Garrison information
- Occupants: Allied POWs

= Oflag VIII-F =

Oflag VIII-F was a World War II German prisoner-of-war camp for officers (Offizierlager) located first in Wahlstatt, Silesia (now Legnickie Pole, Poland) and then at Mährisch-Trübau, Protectorate of Bohemia and Moravia (now Moravská Třebová, Czech Republic). It housed mostly French POWs.

== Camp history ==
Oflag VIII-F was first established at Wahlstatt in July 1940 and housed French and Belgian officers taken prisoner during the Battle of France. It was located in a former Benedictine Abbey dedicated to Saint Hedwig of Silesia, that had been a military school between 1840 and 1920, and used by the Nazis as a "National Political Educational Institution" from 1934.

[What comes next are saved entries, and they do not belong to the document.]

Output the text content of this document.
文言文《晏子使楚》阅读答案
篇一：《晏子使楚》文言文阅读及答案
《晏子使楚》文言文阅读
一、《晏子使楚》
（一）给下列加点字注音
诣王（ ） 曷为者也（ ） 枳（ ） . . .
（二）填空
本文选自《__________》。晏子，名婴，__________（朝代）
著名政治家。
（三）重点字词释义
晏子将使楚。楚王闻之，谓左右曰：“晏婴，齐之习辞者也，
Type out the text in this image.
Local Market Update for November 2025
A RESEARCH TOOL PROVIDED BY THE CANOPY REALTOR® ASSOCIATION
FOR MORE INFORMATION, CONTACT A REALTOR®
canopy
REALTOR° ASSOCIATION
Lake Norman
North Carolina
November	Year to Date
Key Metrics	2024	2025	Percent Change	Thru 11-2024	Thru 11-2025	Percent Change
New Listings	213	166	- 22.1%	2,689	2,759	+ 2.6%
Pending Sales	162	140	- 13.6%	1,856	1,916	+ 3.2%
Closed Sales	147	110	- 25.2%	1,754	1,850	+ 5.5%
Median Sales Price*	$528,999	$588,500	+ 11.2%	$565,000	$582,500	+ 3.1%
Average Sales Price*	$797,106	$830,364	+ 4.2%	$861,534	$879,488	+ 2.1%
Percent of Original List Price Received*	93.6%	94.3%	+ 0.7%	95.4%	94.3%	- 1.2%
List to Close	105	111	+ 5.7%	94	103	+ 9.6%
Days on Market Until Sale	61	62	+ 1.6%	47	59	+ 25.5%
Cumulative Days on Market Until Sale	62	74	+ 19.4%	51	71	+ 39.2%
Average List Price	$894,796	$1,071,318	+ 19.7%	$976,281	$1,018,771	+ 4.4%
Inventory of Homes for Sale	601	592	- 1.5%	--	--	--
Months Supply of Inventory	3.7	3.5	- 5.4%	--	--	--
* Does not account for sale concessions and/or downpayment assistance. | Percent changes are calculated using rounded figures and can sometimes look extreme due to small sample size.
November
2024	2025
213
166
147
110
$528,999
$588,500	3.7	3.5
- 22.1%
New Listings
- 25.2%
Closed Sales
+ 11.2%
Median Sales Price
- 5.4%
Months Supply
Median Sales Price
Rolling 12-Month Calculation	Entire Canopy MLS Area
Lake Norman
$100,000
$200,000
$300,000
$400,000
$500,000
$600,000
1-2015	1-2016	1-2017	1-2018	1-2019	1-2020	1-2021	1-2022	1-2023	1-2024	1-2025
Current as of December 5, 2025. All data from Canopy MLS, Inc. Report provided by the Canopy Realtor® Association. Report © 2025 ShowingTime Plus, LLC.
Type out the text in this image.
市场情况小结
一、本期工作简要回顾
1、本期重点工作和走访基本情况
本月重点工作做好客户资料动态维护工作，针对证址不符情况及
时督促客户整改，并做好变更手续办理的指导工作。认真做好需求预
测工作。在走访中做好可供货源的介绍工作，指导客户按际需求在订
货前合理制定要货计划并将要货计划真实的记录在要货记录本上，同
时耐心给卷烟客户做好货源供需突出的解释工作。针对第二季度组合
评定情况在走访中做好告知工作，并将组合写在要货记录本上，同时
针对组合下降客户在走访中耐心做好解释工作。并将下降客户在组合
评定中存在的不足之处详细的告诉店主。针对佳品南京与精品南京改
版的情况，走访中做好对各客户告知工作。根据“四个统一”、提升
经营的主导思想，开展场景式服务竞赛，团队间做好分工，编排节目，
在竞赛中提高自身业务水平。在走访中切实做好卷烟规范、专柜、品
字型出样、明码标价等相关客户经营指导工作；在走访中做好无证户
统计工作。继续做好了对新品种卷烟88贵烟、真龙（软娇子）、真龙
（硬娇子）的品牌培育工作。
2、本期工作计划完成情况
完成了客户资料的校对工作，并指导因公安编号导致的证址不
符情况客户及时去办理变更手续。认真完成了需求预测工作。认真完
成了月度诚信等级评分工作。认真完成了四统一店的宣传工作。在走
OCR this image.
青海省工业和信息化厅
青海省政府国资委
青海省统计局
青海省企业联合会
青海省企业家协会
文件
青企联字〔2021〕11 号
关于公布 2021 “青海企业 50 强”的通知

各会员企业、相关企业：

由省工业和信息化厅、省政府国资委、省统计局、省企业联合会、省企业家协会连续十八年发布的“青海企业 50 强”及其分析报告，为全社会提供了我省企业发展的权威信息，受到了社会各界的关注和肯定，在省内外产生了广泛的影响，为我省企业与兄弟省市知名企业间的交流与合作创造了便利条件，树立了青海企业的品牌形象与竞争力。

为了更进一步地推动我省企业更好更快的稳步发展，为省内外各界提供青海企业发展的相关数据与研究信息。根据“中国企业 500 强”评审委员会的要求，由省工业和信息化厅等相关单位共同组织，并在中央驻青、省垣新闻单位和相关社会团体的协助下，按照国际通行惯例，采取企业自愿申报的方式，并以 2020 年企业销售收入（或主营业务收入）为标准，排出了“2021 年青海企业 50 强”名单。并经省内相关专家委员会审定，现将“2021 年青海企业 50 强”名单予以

In July 1942 a new camp at Moravská Třebová in German-occupied Czechoslovakia, about 200 km to the south, was designated Oflag VIII-F, while the original camp was redesignated Oflag VIII F/Z, a sub-camp of Moravská Třebová. The prisoners were transferred to other camps, though a small number stayed behind to carry out construction work as the site was adapted for the use of GEMA (Gesellschaft für und mechanische elektroakustische apparate) in developing radar systems. The sub-camp was closed in June 1943.

The camp at Moravská Třebová contained around 2,000 officers, mostly British captured in North Africa and the Greek Islands, but there were also numbers of Greek, French and American POW. In April 1944, most of the prisoners were transferred to Oflag 79 near Braunschweig and the camp was closed.